Lula observou que a Polícia Federal é uma das instituições mais bem avaliadas pelas pesquisas de opinião. Deixou um claro recado que está dando atenção à aprovação da Lei Orgânica da Polícia Federal, que definirá direitos e deveres dos agentes.

  

O presidente também cobrou discrição por parte do Judiciário e do Ministério público. "O Brasil deve se orgulhar do Ministério público que tem, da Polícia Federal que tem". Mesmo em tom de bronca, Lula fez uma brincadeira: "políticos, quando abrem a geladeira, acham que estão dando entrevista para a televisão", afirmou ele comparando a luz da geladeira à iluminação utilizada pelas televisões. "Nem o Judiciário, nem o Ministério Público nem a PF precisam disso.
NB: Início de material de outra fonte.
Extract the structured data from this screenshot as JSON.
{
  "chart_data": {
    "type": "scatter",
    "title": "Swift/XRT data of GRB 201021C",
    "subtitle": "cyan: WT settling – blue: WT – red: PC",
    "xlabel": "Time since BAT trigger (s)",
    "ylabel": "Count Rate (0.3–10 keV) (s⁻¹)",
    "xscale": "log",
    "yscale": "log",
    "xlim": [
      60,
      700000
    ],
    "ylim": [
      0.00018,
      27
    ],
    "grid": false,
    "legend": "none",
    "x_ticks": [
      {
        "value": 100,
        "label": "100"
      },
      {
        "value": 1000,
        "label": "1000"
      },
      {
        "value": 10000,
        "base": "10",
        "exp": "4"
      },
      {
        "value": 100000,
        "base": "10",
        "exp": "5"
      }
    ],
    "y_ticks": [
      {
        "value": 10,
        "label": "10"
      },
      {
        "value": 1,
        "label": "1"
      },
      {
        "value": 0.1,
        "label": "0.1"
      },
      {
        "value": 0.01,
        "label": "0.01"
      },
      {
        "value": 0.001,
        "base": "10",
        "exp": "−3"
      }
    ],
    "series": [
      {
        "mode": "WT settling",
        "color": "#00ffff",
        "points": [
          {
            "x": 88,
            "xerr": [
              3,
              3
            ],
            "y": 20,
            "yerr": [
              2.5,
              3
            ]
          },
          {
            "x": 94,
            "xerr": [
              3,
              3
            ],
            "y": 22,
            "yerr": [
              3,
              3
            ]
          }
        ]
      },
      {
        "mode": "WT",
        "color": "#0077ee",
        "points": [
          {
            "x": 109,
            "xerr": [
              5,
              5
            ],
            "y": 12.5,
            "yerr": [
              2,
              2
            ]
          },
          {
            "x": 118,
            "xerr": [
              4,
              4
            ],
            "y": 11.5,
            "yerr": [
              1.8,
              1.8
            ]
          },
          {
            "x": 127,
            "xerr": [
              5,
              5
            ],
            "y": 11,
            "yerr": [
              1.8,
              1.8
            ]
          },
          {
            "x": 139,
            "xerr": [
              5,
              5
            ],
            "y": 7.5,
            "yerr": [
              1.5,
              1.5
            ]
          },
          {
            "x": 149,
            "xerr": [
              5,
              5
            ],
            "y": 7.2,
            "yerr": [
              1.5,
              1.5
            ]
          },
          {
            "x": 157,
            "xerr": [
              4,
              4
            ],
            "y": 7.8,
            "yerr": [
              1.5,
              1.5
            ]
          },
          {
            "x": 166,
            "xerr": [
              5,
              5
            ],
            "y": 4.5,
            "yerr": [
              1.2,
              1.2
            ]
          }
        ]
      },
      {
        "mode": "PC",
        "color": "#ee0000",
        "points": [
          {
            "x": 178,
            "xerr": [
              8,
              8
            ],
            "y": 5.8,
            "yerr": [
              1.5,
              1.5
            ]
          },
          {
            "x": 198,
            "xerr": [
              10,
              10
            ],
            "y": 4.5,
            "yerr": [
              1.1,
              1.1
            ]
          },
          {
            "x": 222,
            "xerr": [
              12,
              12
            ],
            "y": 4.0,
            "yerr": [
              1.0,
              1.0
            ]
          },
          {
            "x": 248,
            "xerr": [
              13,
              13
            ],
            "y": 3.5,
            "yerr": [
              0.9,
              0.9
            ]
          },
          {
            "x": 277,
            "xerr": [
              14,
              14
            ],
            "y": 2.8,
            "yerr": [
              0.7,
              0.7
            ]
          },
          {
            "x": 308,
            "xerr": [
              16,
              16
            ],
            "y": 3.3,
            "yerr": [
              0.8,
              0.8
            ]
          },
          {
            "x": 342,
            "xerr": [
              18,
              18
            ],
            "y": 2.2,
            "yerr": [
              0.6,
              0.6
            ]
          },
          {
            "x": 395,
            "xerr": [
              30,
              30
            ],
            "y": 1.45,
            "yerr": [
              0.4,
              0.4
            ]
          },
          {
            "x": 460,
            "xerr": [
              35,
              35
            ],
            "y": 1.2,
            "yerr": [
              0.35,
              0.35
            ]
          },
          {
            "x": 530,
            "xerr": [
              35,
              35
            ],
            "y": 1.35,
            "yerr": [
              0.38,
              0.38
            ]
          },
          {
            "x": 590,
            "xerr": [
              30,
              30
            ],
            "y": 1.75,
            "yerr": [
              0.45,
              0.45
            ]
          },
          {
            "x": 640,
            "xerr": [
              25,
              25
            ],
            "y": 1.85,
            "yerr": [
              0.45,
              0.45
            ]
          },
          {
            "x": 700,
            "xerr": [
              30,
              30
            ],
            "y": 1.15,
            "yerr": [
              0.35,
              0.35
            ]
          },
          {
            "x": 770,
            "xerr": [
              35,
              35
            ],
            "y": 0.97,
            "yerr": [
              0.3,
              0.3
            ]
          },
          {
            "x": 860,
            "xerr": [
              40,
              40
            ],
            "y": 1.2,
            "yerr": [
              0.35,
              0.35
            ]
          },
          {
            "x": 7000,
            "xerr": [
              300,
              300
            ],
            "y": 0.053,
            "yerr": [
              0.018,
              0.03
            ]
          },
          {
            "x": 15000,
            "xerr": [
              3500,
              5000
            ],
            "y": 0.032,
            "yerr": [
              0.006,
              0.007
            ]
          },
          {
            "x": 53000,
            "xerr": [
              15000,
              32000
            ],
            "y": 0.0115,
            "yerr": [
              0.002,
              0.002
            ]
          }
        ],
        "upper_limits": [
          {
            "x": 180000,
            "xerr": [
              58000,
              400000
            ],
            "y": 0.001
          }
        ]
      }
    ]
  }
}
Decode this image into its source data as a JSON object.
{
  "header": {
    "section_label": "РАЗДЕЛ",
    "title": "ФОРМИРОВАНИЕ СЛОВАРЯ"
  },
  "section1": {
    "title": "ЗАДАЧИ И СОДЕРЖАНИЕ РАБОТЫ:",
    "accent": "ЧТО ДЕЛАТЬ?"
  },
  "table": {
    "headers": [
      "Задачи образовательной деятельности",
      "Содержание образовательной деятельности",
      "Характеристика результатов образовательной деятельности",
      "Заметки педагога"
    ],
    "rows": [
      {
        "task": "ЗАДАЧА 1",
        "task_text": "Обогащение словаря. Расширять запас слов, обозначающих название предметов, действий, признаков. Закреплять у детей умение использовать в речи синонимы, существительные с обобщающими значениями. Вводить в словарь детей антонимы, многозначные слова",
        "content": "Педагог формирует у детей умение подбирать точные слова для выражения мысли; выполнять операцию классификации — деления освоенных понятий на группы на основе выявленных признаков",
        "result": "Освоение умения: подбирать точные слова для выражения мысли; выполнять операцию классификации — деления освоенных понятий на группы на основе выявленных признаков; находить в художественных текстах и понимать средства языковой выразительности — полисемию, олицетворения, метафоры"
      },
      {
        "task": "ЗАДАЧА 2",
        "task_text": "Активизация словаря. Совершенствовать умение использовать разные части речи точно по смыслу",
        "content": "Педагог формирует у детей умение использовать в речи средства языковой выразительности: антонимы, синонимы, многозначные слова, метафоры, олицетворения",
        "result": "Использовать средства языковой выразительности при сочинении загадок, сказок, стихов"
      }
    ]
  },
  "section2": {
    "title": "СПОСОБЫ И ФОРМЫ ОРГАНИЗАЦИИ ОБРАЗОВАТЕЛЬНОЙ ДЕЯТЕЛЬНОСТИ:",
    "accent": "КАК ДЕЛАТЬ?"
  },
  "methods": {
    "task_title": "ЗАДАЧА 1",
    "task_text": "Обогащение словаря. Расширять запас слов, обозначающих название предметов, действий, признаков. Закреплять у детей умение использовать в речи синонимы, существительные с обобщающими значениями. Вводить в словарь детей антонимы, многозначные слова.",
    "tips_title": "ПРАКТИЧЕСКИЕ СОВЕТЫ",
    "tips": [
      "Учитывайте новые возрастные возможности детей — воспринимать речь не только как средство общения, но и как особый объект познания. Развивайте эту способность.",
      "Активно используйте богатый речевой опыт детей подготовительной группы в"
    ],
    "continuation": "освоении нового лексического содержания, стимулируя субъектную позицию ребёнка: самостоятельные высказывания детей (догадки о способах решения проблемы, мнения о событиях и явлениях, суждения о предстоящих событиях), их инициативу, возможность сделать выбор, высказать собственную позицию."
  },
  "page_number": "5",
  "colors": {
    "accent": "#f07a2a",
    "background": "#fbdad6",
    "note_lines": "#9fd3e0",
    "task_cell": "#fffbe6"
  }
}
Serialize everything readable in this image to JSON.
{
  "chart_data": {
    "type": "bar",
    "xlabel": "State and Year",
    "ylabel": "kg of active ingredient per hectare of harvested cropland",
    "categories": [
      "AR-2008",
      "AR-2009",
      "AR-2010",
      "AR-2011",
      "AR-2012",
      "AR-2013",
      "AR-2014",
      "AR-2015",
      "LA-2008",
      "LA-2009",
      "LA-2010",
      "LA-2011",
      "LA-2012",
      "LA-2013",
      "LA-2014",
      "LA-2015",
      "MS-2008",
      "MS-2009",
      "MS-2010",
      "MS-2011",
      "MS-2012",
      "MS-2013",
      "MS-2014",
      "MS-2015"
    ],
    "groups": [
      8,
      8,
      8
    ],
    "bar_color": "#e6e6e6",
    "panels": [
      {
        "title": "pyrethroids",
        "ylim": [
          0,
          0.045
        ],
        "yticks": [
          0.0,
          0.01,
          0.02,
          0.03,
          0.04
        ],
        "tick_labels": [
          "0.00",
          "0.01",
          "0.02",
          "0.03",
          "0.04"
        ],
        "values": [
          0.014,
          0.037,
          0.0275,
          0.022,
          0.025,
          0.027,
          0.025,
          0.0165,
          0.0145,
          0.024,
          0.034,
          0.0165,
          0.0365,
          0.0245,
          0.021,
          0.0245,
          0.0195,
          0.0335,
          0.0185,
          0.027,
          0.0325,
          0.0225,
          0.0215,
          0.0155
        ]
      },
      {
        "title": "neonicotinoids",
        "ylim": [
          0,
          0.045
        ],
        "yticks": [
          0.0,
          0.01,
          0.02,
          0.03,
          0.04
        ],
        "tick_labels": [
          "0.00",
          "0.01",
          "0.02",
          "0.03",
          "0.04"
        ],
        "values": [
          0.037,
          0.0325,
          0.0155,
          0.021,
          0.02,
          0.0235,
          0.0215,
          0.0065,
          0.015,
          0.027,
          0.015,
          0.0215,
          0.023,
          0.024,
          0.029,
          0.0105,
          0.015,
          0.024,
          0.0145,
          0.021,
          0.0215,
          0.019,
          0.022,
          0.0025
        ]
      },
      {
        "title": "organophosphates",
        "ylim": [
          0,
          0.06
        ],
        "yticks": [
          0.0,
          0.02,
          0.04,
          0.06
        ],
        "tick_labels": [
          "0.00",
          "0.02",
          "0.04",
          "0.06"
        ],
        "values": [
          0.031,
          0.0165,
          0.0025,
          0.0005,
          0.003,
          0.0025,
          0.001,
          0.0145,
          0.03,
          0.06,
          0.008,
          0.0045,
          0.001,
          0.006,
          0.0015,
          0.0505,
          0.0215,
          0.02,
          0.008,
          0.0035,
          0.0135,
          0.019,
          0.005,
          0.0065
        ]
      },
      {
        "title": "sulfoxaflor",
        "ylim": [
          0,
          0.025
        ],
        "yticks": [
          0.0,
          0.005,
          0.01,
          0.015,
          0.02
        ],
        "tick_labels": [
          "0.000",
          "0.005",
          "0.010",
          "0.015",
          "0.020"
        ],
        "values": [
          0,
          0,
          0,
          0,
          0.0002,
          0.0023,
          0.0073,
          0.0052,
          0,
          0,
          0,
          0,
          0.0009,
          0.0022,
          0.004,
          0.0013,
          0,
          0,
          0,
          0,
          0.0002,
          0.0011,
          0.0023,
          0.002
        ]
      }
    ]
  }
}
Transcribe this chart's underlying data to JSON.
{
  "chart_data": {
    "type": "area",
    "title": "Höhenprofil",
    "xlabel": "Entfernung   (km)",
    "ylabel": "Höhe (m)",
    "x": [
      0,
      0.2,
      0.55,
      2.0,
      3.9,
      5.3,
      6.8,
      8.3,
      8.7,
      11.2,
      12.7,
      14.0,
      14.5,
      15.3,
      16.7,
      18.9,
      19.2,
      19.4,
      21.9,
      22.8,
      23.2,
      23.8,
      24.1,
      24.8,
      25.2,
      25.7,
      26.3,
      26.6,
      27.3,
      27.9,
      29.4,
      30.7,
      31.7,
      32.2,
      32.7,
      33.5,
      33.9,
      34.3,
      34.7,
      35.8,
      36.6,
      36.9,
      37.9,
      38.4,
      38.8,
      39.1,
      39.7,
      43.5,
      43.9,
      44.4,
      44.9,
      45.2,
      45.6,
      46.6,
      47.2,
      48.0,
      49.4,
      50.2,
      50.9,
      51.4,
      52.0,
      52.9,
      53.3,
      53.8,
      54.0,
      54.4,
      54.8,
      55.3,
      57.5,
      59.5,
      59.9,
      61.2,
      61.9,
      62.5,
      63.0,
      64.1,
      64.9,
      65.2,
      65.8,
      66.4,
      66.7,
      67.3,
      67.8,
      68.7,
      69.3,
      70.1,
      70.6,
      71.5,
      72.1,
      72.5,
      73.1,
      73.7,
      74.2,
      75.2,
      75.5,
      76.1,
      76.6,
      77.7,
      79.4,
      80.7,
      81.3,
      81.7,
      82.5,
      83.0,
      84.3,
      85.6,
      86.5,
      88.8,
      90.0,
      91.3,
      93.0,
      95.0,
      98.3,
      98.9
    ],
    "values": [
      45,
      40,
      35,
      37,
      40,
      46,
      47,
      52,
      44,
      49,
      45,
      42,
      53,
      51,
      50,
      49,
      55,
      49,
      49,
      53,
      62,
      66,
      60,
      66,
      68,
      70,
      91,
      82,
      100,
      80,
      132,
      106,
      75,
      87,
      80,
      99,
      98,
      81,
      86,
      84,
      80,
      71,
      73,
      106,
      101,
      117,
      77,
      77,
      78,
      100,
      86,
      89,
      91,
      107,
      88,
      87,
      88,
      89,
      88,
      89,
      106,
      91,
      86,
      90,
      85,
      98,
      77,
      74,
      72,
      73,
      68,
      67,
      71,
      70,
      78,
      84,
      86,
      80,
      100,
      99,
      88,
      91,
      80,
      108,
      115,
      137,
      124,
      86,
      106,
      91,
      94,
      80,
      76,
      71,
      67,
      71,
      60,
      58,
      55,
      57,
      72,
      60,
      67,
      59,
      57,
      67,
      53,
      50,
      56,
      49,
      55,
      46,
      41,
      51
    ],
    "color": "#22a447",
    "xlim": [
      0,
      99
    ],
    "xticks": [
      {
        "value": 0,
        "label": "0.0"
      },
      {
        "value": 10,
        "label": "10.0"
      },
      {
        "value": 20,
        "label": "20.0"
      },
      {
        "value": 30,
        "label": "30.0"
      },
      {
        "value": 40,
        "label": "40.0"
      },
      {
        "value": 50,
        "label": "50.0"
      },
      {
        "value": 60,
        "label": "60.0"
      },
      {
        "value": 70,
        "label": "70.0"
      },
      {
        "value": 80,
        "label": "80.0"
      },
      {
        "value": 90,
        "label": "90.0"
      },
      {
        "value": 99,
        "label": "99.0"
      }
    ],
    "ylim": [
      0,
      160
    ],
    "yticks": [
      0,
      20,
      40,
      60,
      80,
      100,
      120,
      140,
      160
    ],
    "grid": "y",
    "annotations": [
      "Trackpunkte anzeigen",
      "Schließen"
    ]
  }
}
Deixem isso para nós, políticos".

 

Lula não fez citações diretas ao delegado Protógenes Queiroz, que está sendo investigado pela corregedoria da PF por suspeitas de ter grampeado telefones de autoridades durante as investigações da operação Satiagraha, que investigou o grupo de Oportunity, do ex-banqueiro Daniel Dantas.

 

Fez questão de ressaltar que, em seis anos de governo, aumentou o orçamento e o efetivo da Polícia Federal. Disse que o fato de mais casos de corrupção estarem sendo divulgados só mostra um maior empenho do governo e da PF no combate às irregularidades. "Quanto mais vocês trabalharem, mais aparecem denúncias. A corrupção é uma doença que só aparece quando é combatida".

 

Disse ao ministro da justiça, Tarso Genro, que sua responsabilidade dos órgãos subordinados ao Ministério da Justiça , aumentou. "A gente vai tendo mais responsabilidade a partir do momento que nos tornamos mais importantes", disse. Observou ainda que o trabalho da PF ser fiscalizado pela corregedoria da instituição para evitar erros contra os cidadãos. "Nós lidamos com seres humanos. Um erro pode ser irrecuperável".

 

Para mostrar empenho de seu governo no combate ao crime organizado ao tráfico de drogas e a corrupção, Lula disse que só neste ano 40 grande operações foram realizadas pela PF, com a prisão de 462 pessoas. No ano passado, o total de grandes operações, segundo o presidente, chegou a 235 e o número de presos 2.475. Ele também fez questão de ressaltar que desde 2003 92 foram presos 92 delegados federais por cometerem irregularidades.